In October 1940, Árpád Gorog was taken to a forced labor camp to work for the military. Over 100,000 Jewish citizens were taken to these camps, with over 40,000 eventually perishing as a result. Gorog clarified the term “perishing,” saying, “Many of them were forced to deactivate mines in mine fields left behind. They were doctors and lawyers and had no idea how to do this.” Later in his presentation, Gorog went on to state, “They forced them to march to the Ukraine and if they fell along the side of the road they the office would shoot them.”
Gorog’s mother and father wrote postcards back and forth while Árpád Gorog was in the camp. Gorog’s mother kept a daily journal chronicling the life of young Gorog with the hope that when Árpád Gorog returned, he would get to know his son better. Gorog read aloud the last letter sent by each his of his parents, which was emotional for him and his audience.
Olga Gorog received a letter in January 1943 stating that her husband was a missing person; he was never found. While discrimination continued in Hungary, she was able to work as a hat-maker until Germany took control of the country in March 1944.
The German government worked quickly, sending over 400,000 Hungarian Jews to Auschwitz. They forced Jewish people into the Budapest Ghetto. Each of these apartments was marked with a yellow Star of David, enabling Jewish citizens to be more easily identifiable.

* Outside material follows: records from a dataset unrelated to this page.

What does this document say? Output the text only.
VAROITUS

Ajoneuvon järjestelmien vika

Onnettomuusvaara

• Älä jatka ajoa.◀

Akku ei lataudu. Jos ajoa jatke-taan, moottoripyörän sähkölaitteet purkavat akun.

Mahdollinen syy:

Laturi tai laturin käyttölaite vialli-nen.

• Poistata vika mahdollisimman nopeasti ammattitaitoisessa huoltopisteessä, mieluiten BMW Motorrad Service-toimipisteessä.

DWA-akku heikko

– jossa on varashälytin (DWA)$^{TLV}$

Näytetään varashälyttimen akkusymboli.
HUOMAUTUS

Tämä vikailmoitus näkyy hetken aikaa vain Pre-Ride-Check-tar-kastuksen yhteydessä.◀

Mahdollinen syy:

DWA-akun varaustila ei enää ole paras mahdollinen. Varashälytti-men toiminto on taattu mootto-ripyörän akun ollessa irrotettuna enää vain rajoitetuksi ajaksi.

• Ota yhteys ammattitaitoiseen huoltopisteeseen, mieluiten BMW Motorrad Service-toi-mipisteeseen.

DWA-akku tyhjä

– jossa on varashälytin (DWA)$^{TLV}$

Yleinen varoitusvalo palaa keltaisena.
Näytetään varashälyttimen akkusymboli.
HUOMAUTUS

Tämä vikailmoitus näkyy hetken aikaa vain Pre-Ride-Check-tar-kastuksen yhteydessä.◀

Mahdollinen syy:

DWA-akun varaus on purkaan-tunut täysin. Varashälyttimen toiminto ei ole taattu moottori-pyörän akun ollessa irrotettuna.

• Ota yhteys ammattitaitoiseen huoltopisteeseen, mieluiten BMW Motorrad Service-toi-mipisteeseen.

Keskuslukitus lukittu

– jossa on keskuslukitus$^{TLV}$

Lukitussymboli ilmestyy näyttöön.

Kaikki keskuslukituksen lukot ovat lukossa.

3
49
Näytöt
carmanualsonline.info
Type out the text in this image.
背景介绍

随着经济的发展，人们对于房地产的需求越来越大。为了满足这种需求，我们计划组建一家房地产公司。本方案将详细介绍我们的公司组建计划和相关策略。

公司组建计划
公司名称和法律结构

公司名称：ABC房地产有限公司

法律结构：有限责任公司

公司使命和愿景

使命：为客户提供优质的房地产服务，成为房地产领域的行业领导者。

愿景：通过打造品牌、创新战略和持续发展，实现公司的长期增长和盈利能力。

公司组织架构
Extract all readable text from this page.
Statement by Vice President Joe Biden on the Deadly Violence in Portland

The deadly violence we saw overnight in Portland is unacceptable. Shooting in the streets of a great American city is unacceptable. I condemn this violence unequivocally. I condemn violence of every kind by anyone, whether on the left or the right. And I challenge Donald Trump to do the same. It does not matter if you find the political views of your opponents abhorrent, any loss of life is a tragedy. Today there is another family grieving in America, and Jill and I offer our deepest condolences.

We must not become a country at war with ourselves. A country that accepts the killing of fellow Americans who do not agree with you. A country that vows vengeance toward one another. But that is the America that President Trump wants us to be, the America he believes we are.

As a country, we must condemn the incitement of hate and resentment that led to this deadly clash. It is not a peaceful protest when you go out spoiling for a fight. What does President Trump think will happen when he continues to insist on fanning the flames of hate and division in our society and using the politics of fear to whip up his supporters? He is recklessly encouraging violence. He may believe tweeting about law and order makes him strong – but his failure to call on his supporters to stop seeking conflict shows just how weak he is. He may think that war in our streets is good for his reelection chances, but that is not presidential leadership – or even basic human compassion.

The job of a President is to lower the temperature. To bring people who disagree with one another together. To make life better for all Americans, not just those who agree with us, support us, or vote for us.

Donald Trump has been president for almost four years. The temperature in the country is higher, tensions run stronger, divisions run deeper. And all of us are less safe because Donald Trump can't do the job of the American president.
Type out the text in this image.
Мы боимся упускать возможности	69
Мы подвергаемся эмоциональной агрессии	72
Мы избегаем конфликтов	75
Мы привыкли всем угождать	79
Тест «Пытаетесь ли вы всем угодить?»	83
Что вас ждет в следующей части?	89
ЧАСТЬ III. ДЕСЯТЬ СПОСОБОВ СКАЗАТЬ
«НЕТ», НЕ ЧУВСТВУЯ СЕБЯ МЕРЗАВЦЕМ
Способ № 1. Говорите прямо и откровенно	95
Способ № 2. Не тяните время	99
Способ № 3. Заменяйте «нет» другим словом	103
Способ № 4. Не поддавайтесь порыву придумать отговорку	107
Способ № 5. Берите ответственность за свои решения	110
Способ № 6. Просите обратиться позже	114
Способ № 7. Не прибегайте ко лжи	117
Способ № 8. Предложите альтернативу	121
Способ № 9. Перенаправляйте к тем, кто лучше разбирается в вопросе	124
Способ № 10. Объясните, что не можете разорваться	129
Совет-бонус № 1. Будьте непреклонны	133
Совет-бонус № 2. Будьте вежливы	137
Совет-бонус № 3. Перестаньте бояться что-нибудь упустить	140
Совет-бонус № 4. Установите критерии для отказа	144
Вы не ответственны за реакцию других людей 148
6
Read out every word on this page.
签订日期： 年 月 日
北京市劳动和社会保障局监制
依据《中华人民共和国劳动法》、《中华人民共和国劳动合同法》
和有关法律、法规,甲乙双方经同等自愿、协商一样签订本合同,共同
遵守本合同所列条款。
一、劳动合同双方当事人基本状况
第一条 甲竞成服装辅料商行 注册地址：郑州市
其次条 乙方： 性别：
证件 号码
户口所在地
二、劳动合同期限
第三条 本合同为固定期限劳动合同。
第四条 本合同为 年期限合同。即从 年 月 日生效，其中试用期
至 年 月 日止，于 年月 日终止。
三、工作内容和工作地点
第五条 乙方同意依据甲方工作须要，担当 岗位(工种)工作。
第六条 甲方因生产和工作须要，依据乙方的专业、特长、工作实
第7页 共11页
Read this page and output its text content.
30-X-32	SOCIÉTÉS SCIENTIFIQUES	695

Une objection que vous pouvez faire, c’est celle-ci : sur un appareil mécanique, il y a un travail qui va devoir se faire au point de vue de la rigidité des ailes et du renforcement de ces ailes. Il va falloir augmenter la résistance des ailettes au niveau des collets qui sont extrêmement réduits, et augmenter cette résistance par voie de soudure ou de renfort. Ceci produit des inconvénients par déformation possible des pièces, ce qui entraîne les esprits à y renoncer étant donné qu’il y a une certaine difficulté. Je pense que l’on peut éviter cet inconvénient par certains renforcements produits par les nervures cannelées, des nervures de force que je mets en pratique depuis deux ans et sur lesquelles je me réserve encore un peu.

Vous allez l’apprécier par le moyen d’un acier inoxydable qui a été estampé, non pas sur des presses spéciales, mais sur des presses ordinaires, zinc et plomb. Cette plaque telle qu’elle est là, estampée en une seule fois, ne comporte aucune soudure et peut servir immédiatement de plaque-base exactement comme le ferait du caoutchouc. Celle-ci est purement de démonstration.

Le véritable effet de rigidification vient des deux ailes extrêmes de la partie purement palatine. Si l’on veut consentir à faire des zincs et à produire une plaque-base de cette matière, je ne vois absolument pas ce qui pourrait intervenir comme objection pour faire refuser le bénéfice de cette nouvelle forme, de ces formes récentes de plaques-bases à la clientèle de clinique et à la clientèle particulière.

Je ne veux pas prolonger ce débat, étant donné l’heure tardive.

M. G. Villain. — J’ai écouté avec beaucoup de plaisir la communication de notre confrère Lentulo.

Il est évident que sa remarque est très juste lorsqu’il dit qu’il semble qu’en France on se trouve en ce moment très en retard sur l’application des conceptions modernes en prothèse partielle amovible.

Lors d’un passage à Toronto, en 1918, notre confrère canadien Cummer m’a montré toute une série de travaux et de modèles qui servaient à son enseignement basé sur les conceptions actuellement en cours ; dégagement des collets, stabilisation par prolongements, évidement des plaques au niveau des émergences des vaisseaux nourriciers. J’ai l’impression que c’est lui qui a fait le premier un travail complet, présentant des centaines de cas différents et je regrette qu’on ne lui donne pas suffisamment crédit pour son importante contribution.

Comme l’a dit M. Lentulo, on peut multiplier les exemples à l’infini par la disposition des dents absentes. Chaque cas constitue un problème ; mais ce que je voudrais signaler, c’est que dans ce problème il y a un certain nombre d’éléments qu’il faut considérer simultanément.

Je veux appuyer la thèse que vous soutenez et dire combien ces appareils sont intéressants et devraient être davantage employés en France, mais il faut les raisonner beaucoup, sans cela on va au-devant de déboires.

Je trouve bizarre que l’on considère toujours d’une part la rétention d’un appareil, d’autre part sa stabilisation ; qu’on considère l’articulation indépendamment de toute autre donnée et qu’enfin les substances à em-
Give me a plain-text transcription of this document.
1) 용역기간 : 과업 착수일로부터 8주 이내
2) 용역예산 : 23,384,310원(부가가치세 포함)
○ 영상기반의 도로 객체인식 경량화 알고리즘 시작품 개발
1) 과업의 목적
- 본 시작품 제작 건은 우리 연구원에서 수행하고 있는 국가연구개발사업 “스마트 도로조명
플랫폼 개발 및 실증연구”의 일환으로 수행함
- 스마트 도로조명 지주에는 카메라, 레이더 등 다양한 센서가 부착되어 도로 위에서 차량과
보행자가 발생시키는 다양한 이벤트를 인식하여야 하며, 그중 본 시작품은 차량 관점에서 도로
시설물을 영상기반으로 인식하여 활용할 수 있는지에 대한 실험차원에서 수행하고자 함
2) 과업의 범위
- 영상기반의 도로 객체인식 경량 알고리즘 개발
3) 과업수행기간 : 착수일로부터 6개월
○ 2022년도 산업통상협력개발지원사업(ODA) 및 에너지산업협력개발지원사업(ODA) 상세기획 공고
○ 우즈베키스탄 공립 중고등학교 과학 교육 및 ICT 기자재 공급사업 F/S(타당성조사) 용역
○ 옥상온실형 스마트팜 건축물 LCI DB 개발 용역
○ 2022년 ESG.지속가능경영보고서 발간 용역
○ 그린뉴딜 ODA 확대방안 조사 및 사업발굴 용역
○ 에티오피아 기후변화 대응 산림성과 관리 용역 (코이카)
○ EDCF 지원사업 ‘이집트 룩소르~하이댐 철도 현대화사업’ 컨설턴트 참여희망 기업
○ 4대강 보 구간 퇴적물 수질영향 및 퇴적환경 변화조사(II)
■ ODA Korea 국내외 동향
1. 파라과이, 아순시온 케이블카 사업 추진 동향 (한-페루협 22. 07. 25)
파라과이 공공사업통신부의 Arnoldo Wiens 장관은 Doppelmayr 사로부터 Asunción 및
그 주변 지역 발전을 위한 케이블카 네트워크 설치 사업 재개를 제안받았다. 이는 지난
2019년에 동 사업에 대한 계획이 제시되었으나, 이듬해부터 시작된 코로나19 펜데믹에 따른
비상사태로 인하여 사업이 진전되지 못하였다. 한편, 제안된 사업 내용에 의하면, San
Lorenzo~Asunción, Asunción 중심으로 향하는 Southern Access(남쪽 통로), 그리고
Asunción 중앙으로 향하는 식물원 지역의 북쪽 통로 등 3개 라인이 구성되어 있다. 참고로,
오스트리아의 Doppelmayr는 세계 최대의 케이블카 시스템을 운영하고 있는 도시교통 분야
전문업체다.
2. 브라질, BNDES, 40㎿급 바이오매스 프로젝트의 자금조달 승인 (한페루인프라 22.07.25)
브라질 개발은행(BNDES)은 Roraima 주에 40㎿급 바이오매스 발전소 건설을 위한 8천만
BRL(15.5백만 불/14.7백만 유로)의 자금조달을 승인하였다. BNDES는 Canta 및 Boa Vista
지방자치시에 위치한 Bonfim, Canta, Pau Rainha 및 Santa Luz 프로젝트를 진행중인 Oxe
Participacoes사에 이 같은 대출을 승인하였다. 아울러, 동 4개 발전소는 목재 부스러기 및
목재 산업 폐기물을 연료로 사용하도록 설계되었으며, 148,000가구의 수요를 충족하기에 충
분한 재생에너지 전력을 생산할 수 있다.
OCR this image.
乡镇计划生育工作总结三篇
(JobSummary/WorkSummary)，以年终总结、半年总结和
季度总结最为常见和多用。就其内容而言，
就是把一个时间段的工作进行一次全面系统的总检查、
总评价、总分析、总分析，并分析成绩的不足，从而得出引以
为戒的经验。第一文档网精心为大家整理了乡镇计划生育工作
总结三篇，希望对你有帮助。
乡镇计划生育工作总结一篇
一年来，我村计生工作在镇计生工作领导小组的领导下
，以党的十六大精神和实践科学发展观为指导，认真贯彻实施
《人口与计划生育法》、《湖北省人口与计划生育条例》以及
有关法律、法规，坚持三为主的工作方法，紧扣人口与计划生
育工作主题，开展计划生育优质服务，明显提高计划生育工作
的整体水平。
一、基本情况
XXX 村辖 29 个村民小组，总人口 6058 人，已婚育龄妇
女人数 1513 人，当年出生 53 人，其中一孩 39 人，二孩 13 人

Olga Gorog knew that it was dangerous for her and her son to live in the ghetto; the two moved in with a Christian family for several weeks. A “good neighbor,” as Gorog put it, reported them and troops took his mother away to a local jail. She luckily still had the letter sent to her about her husband by the Hungarian Government. She claimed to be a war widow and that a mistake had been made. Gorog said, “I am not sure if the guard felt bad and wanted one less person to die, or if he was afraid of getting in trouble, but he let my mother leave.”
Knowing that it was only a matter of time until another “good neighbor” reported them, Olga Gorog had to come up with a new plan. She met Raoul Wallenberg, a Swedish diplomat who bought apartments in Hungary to protect Jewish people. Wallenberg issued Schutz-Pass to deem targeted Hungarians as Swedish citizens, keeping them safe from persecution.
Gorog was safe until October 1944 when the Arrow Cross Party took over control of Hungary. They did not care about international opinion and began dragging Jews from these Swedish-owned properties and executing them along the Danube River.
Olga Gorog took her family back to the Budapest Ghetto and hid in the basement of an apartment building until Jan. 19, 1945 when the Soviet Red Army freed the Budapest Ghetto.
Conditions were still tough after the war, with supplies and resources being severely limited. Olga tried to immigrate to the United States in 1946, but was unsuccessful. Gorog earned a degree in electrical engineering, and helped develop the first Hungarian-made computer. Fed up with the communist system, he eventually defected to the U.S. in 1980.
Gorog worked with NASA until he retired in 2014. He worked on projects such as the Hubble telescope and the JWST telescope. He now volunteers at the United State Holocaust Memorial Museum, where he tells his story so that, in his words, “This will never happen again.”